Early in the cycle--and I would guess a good spell into it--the vertical markets that BEAS targets in its apps are so large and the companies so focused on differentiation that "one-size-fits-all" or out-of-the box solutions do not meet the individual needs of specific enterprises. This is a reason, I suspect, that Oracle's approach has been found wanting--quite apart from the lock-in to its data base.

Then there is the "naturally horizontal" game of platforms. "When markets go mass, platforms have the advantage.

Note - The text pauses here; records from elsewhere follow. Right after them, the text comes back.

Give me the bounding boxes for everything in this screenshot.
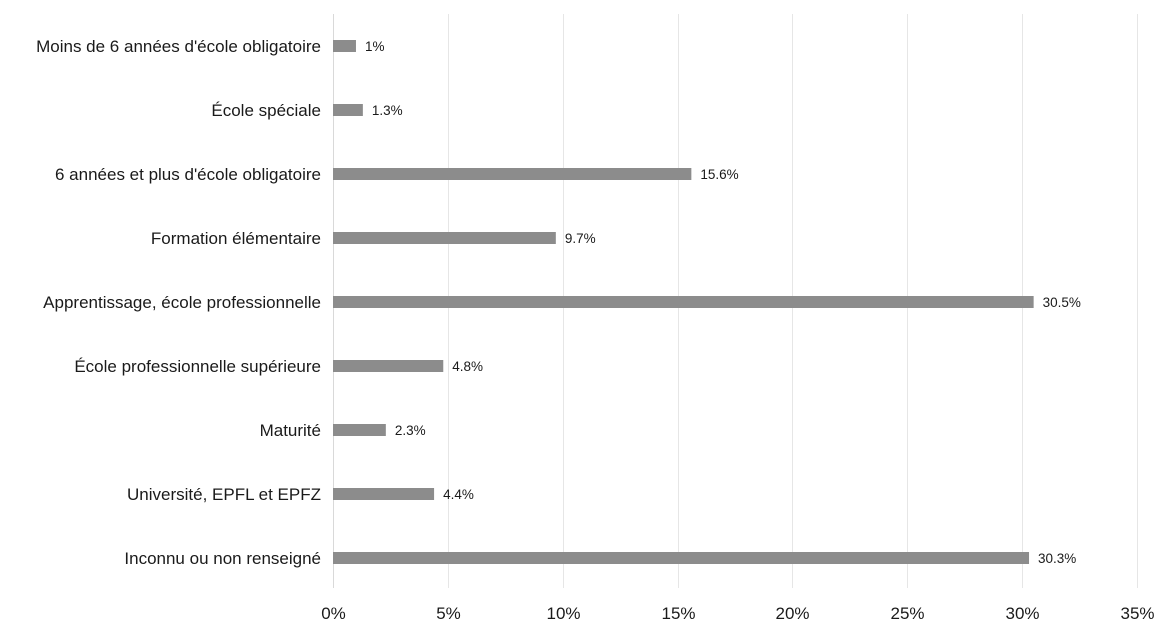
value-labels: 1% 1.3% 15.6% 9.7% 30.5% 4.8% 2.3% 4.4% 30.3% (365, 39, 1081, 566)
value-label: 15.6% (700, 167, 738, 182)
category-label: Université, EPFL et EPFZ (127, 485, 321, 504)
value-label: 2.3% (395, 423, 426, 438)
x-tick-label: 20% (775, 604, 809, 621)
category-label: 6 années et plus d'école obligatoire (55, 165, 321, 184)
category-label: Moins de 6 années d'école obligatoire (36, 37, 321, 56)
x-axis-tick-labels: 0% 5% 10% 15% 20% 25% 30% 35% (321, 604, 1154, 621)
bar (333, 296, 1034, 308)
x-tick-label: 0% (321, 604, 346, 621)
bar (333, 424, 386, 436)
category-label: Apprentissage, école professionnelle (43, 293, 321, 312)
x-tick-label: 10% (546, 604, 580, 621)
bars (333, 40, 1034, 564)
bar (333, 488, 435, 500)
category-label: Inconnu ou non renseigné (124, 549, 321, 568)
x-tick-label: 15% (661, 604, 695, 621)
bar (333, 40, 356, 52)
x-tick-label: 5% (436, 604, 461, 621)
category-label: École professionnelle supérieure (74, 357, 321, 376)
value-label: 1.3% (372, 103, 403, 118)
bar (333, 104, 363, 116)
bar (333, 232, 556, 244)
category-label: Maturité (260, 421, 321, 440)
value-label: 4.8% (452, 359, 483, 374)
x-tick-label: 25% (890, 604, 924, 621)
x-tick-label: 30% (1005, 604, 1039, 621)
value-label: 4.4% (443, 487, 474, 502)
bar (333, 168, 692, 180)
value-label: 30.3% (1038, 551, 1076, 566)
bar (333, 552, 1030, 564)
value-label: 9.7% (565, 231, 596, 246)
bar (333, 360, 444, 372)
value-label: 30.5% (1043, 295, 1081, 310)
value-label: 1% (365, 39, 385, 54)
category-labels: Moins de 6 années d'école obligatoire Éco… (36, 37, 321, 568)
category-label: École spéciale (211, 101, 321, 120)
x-tick-label: 35% (1120, 604, 1154, 621)
category-label: Formation élémentaire (151, 229, 321, 248)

Because they can participate openly in many value chains at the same time, they can be taken up in multiple segments simultaneously."

As you know, Moore sees these "horizontal" platform markets as huge wins--they are also the hardest to get across the chasm. The bets are huge and it takes a lot to convince the pragmatist to make a move.

It's useful when talking about BEAS--and trying to distinguish where it is in the TALC--to keep in mind the various games in which it is playing. What holds for one game does not for another. Apps may and probably will turn out to be a royalty game. But the whole point about platforms is the standardization--which to my mind makes it inherently a gorilla game. Once at critical mass, the platform becomes the standard with huge network effects as its value chain grows.

The apps games are further along, but the platform game will be the big payoff. And it's the first quarter there, but BEAS seems at this point to have the advantage.